心に灯がともる作品 〈クリスマス・キャロル〉

クリスマスまであと1週間、劇団昴の「クリスマス・キャロル」を観てきました。

原作は1843年に出版されたディケンズの同名小説。
これまでに何度も映画化され、何種類ものDVDが発売されています。
名作であると同時に、内容もわかりやすいので、通常映画・ミュージカル映画・アニメ・マペットと表現方法も多岐に渡っています。
それから、ついつい書きたくなってしまいました…「赤毛のアン」の翻訳者・村岡花子さんがこの小説を翻訳されていますが、題名は「クリスマス・カロル」となってます。

私はDVDでモノクロ映画(1938年)とミュージカル映画の2作品を観たのですが、どちらも良かったので、昴公演を楽しみにしていました。昨年は行けず、ようやく観劇が実現したという感じです。


さてさて、とにかく場面転換が多い作品なので、舞台ではどうするんだろう?というのも楽しみのひとつでした。
舞台の中央が回転舞台になっていて、半回転するたびに違うセットが現れるという仕組みになっていました。
一体、何回セットが変わったんだろ?観ながら“ご苦労様です~”って思っちゃいましたが、どの場面も、シンプルながらチープさは無くて、とっても良い感じでした~

それから感じたことは、この作品、ストプレだったよね?と思うほど歌が多いんです。
ダンスらしいダンスは無いけど、クリスマスパーティーのシーンなんかも楽しくて、ミュージカルかと錯覚しそうでした
お歌の実力は…まちまちでした

今回の役でインパクトが強かったのが、過去の精霊。
この役、映画では若くて美しい女性なんですが、こちらの舞台はチャーミングなおばさまなんです。
一緒に笑いたくなってしまうような明るく優しげでちょっぴり面白い笑顔が印象的でした。

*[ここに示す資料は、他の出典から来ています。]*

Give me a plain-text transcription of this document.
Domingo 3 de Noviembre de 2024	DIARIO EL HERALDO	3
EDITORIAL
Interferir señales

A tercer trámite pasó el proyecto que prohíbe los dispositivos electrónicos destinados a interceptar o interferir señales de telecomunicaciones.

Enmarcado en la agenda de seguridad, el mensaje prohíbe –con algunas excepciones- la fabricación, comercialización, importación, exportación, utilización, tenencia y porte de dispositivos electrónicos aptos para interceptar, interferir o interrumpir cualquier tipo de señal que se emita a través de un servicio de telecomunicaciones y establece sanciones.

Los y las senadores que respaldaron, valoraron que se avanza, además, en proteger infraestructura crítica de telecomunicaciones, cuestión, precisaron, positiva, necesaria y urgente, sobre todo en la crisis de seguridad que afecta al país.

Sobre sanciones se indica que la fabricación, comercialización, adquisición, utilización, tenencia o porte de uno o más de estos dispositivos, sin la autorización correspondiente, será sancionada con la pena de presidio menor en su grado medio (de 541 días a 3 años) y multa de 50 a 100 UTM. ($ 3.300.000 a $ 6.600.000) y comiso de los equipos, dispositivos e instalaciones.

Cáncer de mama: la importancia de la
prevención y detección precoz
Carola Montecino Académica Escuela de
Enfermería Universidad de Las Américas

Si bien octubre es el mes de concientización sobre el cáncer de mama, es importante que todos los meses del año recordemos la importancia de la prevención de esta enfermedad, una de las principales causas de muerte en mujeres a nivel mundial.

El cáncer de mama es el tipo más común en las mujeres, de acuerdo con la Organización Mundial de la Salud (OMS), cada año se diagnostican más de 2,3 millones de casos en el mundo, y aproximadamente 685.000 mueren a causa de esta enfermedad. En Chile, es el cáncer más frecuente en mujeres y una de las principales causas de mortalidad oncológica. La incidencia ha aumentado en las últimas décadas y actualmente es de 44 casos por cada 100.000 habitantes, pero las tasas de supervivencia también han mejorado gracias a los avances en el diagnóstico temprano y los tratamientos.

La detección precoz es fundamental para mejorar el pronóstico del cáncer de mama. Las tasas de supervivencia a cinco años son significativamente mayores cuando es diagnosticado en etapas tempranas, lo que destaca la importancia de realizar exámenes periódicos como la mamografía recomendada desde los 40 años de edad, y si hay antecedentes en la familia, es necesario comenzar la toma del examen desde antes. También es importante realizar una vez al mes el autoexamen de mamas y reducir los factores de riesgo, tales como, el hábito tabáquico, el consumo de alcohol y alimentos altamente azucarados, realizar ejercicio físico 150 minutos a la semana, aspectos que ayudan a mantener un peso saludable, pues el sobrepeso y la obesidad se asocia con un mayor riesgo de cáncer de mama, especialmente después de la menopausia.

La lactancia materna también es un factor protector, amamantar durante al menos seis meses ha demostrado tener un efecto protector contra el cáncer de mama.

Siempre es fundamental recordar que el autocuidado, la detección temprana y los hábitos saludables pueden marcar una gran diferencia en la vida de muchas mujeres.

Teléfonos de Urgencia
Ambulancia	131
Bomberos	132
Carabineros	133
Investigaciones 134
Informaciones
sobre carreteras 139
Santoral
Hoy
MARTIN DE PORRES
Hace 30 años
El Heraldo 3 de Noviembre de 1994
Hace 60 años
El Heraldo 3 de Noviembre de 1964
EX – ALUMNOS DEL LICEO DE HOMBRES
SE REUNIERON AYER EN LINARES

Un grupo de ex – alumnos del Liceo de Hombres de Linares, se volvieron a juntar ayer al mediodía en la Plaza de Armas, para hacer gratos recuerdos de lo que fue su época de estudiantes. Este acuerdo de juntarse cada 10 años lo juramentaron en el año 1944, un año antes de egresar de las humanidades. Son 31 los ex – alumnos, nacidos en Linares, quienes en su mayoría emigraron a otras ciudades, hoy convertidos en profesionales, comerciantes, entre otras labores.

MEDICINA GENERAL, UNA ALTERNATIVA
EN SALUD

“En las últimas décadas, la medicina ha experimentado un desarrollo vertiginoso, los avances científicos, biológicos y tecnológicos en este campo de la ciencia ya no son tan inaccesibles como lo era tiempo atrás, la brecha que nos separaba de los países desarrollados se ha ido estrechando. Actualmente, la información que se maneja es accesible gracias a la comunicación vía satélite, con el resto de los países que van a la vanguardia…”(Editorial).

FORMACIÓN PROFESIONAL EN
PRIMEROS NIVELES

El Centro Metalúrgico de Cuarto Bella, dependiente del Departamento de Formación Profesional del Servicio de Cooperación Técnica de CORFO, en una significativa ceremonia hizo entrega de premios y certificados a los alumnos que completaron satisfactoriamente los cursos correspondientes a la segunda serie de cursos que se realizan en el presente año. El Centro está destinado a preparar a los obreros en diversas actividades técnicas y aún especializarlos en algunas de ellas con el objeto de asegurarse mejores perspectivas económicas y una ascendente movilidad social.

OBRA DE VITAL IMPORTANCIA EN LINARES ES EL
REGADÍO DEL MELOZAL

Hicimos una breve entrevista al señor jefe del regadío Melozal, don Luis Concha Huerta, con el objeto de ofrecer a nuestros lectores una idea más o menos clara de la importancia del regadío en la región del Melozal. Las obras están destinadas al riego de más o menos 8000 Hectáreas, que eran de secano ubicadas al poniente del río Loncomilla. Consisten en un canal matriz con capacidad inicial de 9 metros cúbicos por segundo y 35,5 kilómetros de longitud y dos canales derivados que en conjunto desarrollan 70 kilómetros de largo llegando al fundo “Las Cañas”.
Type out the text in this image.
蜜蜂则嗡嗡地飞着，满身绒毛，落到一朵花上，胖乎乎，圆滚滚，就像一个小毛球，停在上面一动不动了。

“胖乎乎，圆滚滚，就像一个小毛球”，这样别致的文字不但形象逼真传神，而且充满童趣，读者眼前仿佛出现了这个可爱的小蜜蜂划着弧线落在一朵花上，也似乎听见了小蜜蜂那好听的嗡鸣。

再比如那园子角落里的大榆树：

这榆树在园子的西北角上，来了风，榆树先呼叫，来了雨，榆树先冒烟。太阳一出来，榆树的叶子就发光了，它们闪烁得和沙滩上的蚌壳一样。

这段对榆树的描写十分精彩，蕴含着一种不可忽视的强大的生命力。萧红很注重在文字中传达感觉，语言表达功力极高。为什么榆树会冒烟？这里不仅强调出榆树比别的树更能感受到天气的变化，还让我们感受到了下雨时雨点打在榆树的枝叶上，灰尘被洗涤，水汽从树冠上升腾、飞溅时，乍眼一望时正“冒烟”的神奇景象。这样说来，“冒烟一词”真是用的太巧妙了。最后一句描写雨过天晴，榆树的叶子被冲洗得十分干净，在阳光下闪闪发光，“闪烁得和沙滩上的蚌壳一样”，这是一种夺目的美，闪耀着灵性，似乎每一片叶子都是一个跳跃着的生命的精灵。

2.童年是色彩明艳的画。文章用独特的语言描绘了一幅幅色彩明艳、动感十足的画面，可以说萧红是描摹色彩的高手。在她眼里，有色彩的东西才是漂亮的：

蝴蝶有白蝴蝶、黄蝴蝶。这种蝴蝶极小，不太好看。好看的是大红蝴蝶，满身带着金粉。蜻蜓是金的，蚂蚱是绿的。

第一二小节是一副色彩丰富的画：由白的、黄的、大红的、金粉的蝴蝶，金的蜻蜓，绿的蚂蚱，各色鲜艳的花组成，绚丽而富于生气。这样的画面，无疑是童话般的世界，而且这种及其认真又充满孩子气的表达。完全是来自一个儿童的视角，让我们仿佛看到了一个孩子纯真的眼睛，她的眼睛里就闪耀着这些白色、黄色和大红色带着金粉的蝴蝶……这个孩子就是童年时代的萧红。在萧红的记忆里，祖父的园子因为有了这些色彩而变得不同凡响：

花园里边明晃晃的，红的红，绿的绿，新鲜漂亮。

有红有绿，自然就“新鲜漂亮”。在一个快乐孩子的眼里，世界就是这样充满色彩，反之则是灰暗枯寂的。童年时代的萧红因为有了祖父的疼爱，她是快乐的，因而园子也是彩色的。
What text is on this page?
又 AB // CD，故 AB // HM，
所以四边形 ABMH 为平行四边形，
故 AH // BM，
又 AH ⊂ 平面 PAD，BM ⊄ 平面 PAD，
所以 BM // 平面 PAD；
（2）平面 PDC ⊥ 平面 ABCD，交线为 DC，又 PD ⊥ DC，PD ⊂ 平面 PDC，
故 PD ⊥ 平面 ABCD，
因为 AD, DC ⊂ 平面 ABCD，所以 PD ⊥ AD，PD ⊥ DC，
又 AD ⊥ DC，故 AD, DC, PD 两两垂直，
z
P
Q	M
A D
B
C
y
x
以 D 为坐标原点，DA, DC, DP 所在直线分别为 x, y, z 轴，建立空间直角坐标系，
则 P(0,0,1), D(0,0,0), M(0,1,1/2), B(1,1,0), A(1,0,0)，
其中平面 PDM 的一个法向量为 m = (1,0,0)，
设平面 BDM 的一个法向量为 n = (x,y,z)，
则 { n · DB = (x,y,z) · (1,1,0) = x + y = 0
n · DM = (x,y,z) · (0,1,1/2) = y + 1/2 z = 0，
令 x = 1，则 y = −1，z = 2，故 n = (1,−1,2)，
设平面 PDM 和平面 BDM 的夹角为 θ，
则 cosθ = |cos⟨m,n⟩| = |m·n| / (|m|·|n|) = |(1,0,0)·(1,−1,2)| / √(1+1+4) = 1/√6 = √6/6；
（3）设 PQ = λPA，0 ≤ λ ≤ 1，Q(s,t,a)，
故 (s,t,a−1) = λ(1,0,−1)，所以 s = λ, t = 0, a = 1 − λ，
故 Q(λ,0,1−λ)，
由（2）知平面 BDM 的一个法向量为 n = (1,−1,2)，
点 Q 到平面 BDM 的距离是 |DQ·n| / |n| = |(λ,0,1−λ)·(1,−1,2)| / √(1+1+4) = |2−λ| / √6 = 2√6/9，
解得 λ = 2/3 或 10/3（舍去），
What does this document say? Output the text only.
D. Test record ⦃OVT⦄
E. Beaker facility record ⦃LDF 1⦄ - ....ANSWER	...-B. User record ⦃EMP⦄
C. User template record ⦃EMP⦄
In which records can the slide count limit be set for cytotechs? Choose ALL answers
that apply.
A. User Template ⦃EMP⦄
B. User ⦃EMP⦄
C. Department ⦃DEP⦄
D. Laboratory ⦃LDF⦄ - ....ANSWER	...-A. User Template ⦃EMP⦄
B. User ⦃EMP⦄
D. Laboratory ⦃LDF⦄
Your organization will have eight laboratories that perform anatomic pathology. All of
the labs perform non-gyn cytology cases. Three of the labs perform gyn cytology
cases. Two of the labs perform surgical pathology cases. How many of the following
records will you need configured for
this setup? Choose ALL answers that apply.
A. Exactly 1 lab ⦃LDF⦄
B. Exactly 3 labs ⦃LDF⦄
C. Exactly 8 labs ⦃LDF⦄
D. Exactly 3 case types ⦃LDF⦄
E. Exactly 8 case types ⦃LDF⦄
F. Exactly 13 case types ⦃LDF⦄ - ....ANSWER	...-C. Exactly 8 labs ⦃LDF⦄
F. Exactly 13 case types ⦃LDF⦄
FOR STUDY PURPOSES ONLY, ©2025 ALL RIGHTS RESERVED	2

この舞台は「何がクリスマスだ」というような嫌な守銭奴スクルージが心を入れ替え、人々の役に立つ良い人間になるというお話で、「メリークリスマス!」と声をかける姿は、人間が変わったことの象徴になっています。
ストーリーも知ってるし、歌あり・ちょっと笑いありで楽しい(未来のシーンはゾクッとしたけど)仕上がりになっていたので、泣かずに済むかな…と思っていたんですが。。。
いえね、最後は頑張って堪え、表面張力で涙が落ちずに済んだんです。
でも!カテコの最後にすっごいフェイントをくらいました
どうやら涙も止まり、笑顔で拍手を送っていたら、金子スクルージが客席に向かって「メリークリスマス!」って。
それでいきなり涙腺決壊です…

まさにクリスマスにぴったりの心温まる作品だと思います。
終演後の客席やロビーでも「良かった~」「私、目赤い?」と言った声があちこちで聞かれました。
私も、来年のクリスマスもまた観たいな~(きっと再演してくださいますよね)と思いながら帰ってきました。